-2

I want to remove header from a file. But, since the file will be split into partitions, I can't just drop the first item. So I was using a filter function to figure it out and here below is the code I am using :

val noHeaderRDD = baseRDD.filter(line=>!line.contains("REPORTDATETIME"));

and the error I am getting says "error not found value line "what could be the issue here with this code?

thebluephantom
  • 16,458
  • 8
  • 40
  • 83
Vin
  • 515
  • 3
  • 17
  • Did you check this question? If yes, how is yours different? https://stackoverflow.com/questions/27854919/how-do-i-skip-a-header-from-csv-files-in-spark – FurryMachine Jul 20 '18 at 16:42
  • Yes, I did. Actually, My header is not a standard schema it is just another row but the fields define the different category . – Vin Jul 20 '18 at 16:55
  • I'm not sure I understand your explanation. Would you care reviewing that please ? Add an example with some input and expected output. – eliasah Jul 20 '18 at 19:30

2 Answers2

3

I don't think anybody answered the obvious, whereby line.contains also possible:

val noHeaderRDD = baseRDD.filter(line => !(line contains("REPORTDATETIME")))

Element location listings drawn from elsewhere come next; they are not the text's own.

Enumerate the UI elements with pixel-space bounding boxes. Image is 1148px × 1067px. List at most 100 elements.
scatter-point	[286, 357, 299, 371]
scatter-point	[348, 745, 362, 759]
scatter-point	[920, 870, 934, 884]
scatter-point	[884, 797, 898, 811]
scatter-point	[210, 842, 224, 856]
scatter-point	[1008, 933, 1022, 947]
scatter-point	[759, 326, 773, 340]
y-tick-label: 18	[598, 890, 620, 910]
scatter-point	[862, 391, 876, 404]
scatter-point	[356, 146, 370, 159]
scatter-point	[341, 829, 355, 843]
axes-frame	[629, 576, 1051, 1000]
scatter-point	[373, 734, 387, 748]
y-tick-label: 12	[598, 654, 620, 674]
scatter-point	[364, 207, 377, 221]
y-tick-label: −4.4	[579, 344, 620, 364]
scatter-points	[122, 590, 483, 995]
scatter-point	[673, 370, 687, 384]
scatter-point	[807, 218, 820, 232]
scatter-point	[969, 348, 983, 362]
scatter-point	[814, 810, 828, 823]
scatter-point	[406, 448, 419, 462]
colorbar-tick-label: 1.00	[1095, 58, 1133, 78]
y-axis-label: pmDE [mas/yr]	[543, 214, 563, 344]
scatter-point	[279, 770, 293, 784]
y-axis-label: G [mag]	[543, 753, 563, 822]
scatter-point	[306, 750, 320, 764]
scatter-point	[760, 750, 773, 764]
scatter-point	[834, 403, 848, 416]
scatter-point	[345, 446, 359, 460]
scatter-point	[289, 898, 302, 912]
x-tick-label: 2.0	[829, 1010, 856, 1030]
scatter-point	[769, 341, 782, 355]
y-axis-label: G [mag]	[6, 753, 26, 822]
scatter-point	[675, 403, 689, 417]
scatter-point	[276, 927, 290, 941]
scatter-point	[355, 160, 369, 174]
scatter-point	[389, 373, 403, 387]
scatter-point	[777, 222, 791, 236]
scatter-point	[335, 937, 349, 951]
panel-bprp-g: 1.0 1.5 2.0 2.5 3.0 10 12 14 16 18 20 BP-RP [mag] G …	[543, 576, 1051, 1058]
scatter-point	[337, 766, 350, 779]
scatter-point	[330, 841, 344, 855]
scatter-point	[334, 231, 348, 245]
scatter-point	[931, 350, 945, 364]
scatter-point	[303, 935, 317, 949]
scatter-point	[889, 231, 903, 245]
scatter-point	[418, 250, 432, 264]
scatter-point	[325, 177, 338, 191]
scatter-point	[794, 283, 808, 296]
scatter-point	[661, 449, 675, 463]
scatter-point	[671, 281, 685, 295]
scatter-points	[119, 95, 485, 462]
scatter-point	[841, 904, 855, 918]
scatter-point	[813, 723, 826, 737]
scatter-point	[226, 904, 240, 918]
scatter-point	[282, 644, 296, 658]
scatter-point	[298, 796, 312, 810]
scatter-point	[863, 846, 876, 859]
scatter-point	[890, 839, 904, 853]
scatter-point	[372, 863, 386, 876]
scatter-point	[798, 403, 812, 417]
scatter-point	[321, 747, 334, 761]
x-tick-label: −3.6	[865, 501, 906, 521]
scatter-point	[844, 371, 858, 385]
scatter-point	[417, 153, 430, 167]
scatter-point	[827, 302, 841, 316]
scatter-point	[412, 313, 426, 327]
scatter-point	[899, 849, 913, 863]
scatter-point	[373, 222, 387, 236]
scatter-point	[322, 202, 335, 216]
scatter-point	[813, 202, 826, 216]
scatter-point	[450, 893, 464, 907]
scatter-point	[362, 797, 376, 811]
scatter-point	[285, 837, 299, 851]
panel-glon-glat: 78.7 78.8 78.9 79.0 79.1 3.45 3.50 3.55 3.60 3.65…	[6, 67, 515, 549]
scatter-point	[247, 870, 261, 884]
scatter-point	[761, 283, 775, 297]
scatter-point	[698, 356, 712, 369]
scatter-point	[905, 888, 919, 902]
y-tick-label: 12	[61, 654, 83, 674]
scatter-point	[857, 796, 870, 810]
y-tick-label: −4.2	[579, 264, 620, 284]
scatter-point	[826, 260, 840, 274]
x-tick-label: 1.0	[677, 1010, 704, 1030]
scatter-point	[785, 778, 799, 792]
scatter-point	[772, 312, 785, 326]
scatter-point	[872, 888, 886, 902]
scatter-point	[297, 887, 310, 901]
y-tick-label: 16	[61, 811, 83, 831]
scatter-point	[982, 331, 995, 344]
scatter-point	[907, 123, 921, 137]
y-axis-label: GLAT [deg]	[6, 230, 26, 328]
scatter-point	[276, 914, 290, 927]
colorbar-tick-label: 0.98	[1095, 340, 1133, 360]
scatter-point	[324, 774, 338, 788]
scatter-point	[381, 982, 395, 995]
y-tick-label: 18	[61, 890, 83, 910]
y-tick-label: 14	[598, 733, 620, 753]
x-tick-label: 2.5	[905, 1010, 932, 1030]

You were nearly there, just a syntax issue, but that is significant of course!

thebluephantom
  • 16,458
  • 8
  • 40
  • 83
0

Using textFile as below:

val rdd = sc.textFile(<<path>>)
rdd.filter(x => !x.startsWith(<<"Header Text">>))

Or

In Spark 2.0:

spark.read.option("header","true").csv("filePath")
1pluszara
  • 1,518
  • 3
  • 14
  • 26